Competing Interests: The authors have declared that no competing interests exist.

Figures

Figure 1
Figure 1. Ancestral (F0 generation female) exposures to environmental compounds promote transgenerational diseases, altering onset of puberty, testicular spermatogenic function and ovarian follicular development in F3 generation rat progeny.
(A) Onset of female puberty was advanced from exposures to plastics, dioxin and jet fuel. (B) Onset of male puberty was unaffected from these exposures. (C) Increased apoptotic spermatogenic cells per testis section were observed from jet fuel exposure. (D) Total numbers of ovarian follicles per section were reduced in individuals from all exposures, (E) Total numbers of primordial follicles per section declined. (F) Total numbers of large ovarian antral follicles were unaffected. The animal n value is presented in Table S1C (*p<0.05; **p<0.01, ***p<0.001).
Figure 2
Figure 2. The transgenerational DMR associated with each exposure group identified.
(A) Venn diagram of exposure DMR lists of F3 generation rat genes with differential DNA methylation due to in vivo exposure of F0-generation gestating female with Dioxin, Pesticide, Plastics or Hydrocarbons/Jet fuel. (B) Chromosomal location of each exposure group DMR are indicated with red arrow (plastics), green arrow (dioxin), blue arrow (hydrocarbon) and black arrow (pesticide). The chromosome number and size are indicated. The box below the line indicates DMR cluster in 2–5 megabase regions with statistical significance (p<0.05).
Figure 3
Figure 3. Direct connection gene sub-network for combined genes with transgenerational DMR associated exposures for Dioxin (red shapes), Pesticide (light blue shapes), Plastics (pink shapes) or Hydrocarbons/Jet fuel (dark blue shapes) indicated.

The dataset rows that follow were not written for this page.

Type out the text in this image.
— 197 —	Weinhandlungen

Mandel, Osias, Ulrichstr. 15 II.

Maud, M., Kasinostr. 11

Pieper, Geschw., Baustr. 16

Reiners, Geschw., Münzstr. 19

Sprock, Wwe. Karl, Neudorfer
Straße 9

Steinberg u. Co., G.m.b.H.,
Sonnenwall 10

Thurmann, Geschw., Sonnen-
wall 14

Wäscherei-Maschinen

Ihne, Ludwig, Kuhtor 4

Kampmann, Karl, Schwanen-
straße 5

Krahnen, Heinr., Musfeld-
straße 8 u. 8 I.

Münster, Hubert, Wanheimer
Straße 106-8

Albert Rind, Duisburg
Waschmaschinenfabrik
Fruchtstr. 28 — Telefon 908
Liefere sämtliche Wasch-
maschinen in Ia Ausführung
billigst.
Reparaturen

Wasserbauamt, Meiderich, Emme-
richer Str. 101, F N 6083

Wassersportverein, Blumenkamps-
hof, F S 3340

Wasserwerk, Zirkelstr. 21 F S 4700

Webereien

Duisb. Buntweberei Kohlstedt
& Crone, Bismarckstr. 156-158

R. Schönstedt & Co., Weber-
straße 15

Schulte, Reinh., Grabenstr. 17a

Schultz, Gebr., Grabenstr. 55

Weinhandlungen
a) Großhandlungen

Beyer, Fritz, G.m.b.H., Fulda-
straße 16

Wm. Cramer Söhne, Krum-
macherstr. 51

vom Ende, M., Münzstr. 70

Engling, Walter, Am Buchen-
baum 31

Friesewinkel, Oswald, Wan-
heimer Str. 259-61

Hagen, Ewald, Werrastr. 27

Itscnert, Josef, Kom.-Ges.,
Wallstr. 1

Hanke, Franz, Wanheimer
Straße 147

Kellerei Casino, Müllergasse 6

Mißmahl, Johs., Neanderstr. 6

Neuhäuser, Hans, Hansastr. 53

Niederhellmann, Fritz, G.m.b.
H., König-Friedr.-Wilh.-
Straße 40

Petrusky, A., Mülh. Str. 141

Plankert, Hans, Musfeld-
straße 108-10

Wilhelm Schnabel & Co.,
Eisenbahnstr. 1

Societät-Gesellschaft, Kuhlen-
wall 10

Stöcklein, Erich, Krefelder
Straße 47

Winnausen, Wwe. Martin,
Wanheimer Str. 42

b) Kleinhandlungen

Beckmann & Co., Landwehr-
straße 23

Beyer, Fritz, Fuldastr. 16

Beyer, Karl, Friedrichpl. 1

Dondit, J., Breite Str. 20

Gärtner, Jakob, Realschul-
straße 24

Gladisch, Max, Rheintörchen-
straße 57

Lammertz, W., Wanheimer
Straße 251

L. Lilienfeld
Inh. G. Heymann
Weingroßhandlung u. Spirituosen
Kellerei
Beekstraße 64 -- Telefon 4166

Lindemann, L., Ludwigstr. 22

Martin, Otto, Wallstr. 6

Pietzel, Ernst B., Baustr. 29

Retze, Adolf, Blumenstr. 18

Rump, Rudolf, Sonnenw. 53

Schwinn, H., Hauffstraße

Only 140 directly connected genes out of 499 unique genes associated with the combined lists are shown. Node shapes code: oval and circle – protein; diamond – ligand; circle/oval on tripod platform – transcription factor; ice cream cone – receptor; crescent – kinase or protein kinase; irregular polygon – phosphatase. Arrows with plus sign show positive regulation/activation, arrows with minus sign – negative regulation/inhibition; grey arrows represent regulation, lilac – expression, purple – binding, green – promoter binding, and yellow/olive – protein modification.
Figure 4
Figure 4. The MeDIP-qPCR analysis of (A) selected DMR for each exposure was used to confirm MeDIP-Chip analysis and (B) relative change (exposure/control) ratio presented for each DMR.
All changes shown are statistically significant between control and exposure (p<0.05).
Figure 5
Figure 5. Differential DNA methylated region (DMR) CPG density distribution.
The CpG density (CpG/100 bp) associated with all exposure DMR are presented with number of DMR on y axis and density (CpG per 100 bp) on x axis.